Isaquias cruzou a linha de chegada do C1 500m em 1min47s80, tempo que garantiu o ouro na etapa de abertura da Copa do Mundo de Canoagem Velocidade 2026. Atrás dele ficaram o atleta independente Zakhar Petrov, com a prata, e o romeno Catalin Chirla, com o bronze. Era a primeira aparição internacional do baiano desde os Jogos Olímpicos de Paris 2024, onde conquistou prata no C1 1000m — e o desempenho mostrou que o interregno não enferrujou nem ritmo nem leitura de prova.

A margem sobre o compatriota Gabriel Assunção, que terminou na quinta colocação com aproximadamente dois segundos e meio a mais no cronômetro, ilustra o nível de controle que Isaquias exerceu na Final A. Cinco medalhas olímpicas acumuladas — uma de ouro, três de prata e uma de bronze — constroem um cartel que poucos atletas de qualquer modalidade conseguem apresentar. A Copa do Mundo de Szeged foi, na prática, o disparo de largada de um ciclo que termina em 2028.

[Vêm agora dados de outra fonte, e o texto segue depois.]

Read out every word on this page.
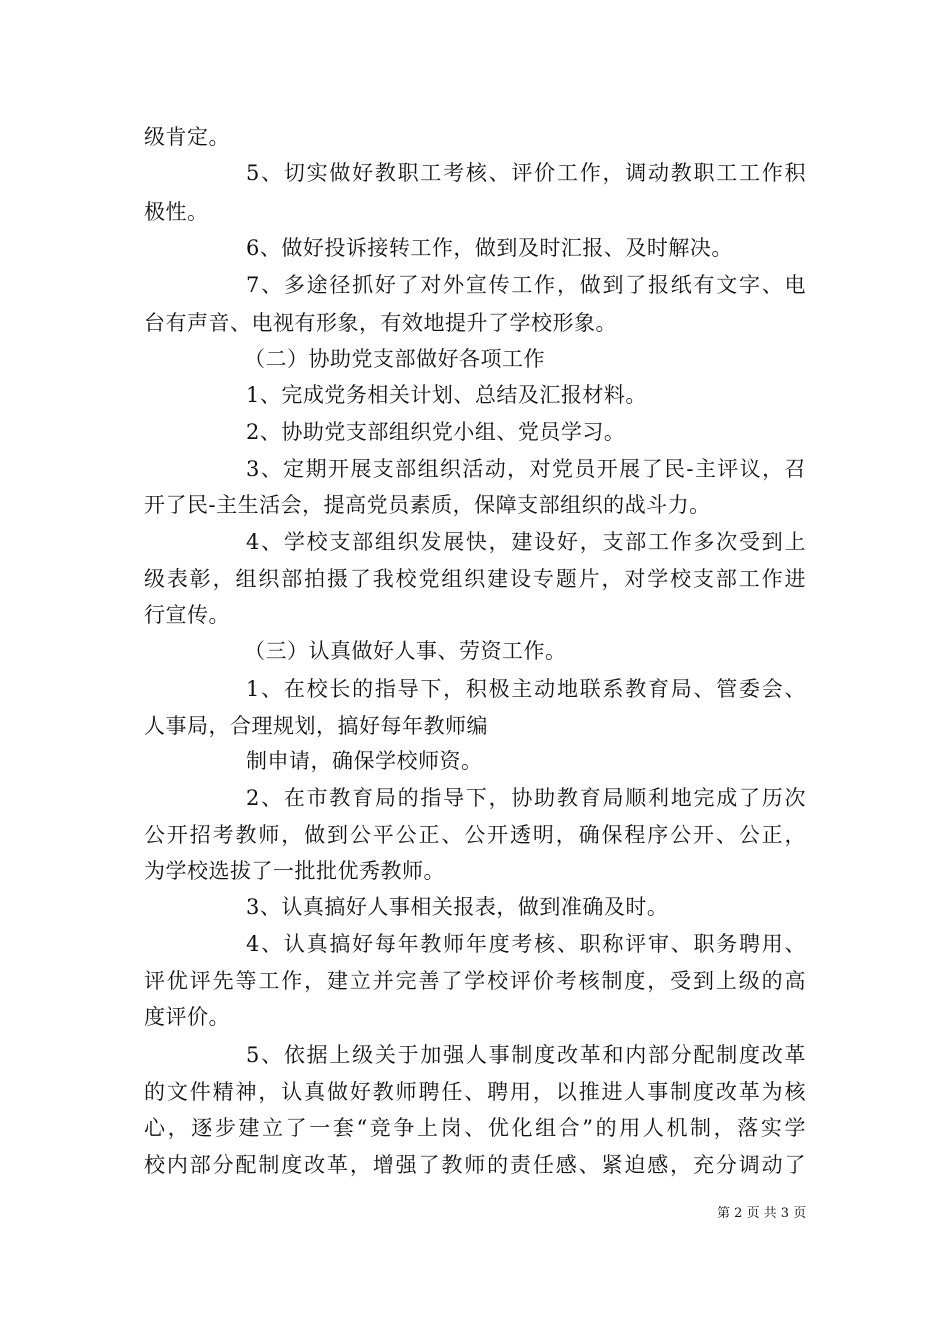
级肯定。
5、切实做好教职工考核、评价工作，调动教职工工作积
极性。
6、做好投诉接转工作，做到及时汇报、及时解决。
7、多途径抓好了对外宣传工作，做到了报纸有文字、电
台有声音、电视有形象，有效地提升了学校形象。
（二）协助党支部做好各项工作
1、完成党务相关计划、总结及汇报材料。
2、协助党支部组织党小组、党员学习。
3、定期开展支部组织活动，对党员开展了民-主评议，召
开了民-主生活会，提高党员素质，保障支部组织的战斗力。
4、学校支部组织发展快，建设好，支部工作多次受到上
级表彰，组织部拍摄了我校党组织建设专题片，对学校支部工作进
行宣传。
（三）认真做好人事、劳资工作。
1、在校长的指导下，积极主动地联系教育局、管委会、
人事局，合理规划，搞好每年教师编
制申请，确保学校师资。
2、在市教育局的指导下，协助教育局顺利地完成了历次
公开招考教师，做到公平公正、公开透明，确保程序公开、公正，
为学校选拔了一批批优秀教师。
3、认真搞好人事相关报表，做到准确及时。
4、认真搞好每年教师年度考核、职称评审、职务聘用、
评优评先等工作，建立并完善了学校评价考核制度，受到上级的高
度评价。
5、依据上级关于加强人事制度改革和内部分配制度改革
的文件精神，认真做好教师聘任、聘用，以推进人事制度改革为核
心，逐步建立了一套“竞争上岗、优化组合”的用人机制，落实学
校内部分配制度改革，增强了教师的责任感、紧迫感，充分调动了
第 2 页 共 3 页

Os números da delegação brasileira além do pódio individual

Segundo apuração do SportNavo com base nos dados oficiais da CBCa, o Brasil apresentou oito atletas na competição húngara, todos oriundos da Bahia. A dupla Gabriel Assunção e Jacky Godmann garantiu o bronze no C2 500m Masculino, fechando a Final A em 1min37s16. Mateus Nunes Bastos dos Santos terminou em quarto no C1 5000m com 26min25s12 — colocação que, sem medalha, ainda assim representa presença entre os melhores do planeta na distância. Filipe Vinicius Santana Vieira completou o quadro na Final A do C1 200m, em oitavo lugar.

Nas finais B, Valdenice Conceição — primeira canoísta brasileira a representar o país em Jogos Olímpicos — terminou em sexto no C1 200m Feminino. A dupla Filipe Santana e Mateus Nunes fechou o C2 500m Masculino em segundo na Final B. Não há tragédia nessas posições: há contabilidade — pontos que entram no ranking classificatório olímpico e compõem a matemática da vaga para Los Angeles.

A leitura técnica do ciclo que leva a Los Angeles 2028

A Copa do Mundo de Szeged inaugurou oficialmente a disputa por pontos no ranking classificatório para os Jogos Olímpicos de Los Angeles 2028. Para Isaquias, o ouro no C1 500m — distância diferente da que lhe rendeu prata em Paris, o C1 1000m — demonstra versatilidade tática e capacidade de ajuste de potência em provas mais curtas, onde a explosão nos primeiros golpes de remo define hierarquias antes mesmo da metade do percurso.

"O grupo une a experiência de veteranos pioneiros à energia de novas gerações que dão seus primeiros passos em competições internacionais", destacou a Federação Baiana de Canoagem (Febac) em comunicado oficial sobre os resultados em Szeged.

A próxima etapa da Copa do Mundo de Canoagem Velocidade 2026 será o termômetro imediato para medir se Isaquias mantém a consistência ou se Szeged foi pico isolado de forma. O calendário internacional da modalidade prevê mais duas etapas antes do Mundial, competição que distribui vagas olímpicas diretas. Isaquias Queiroz chega a elas como líder de ranking e com o ouro de Szeged na bagagem.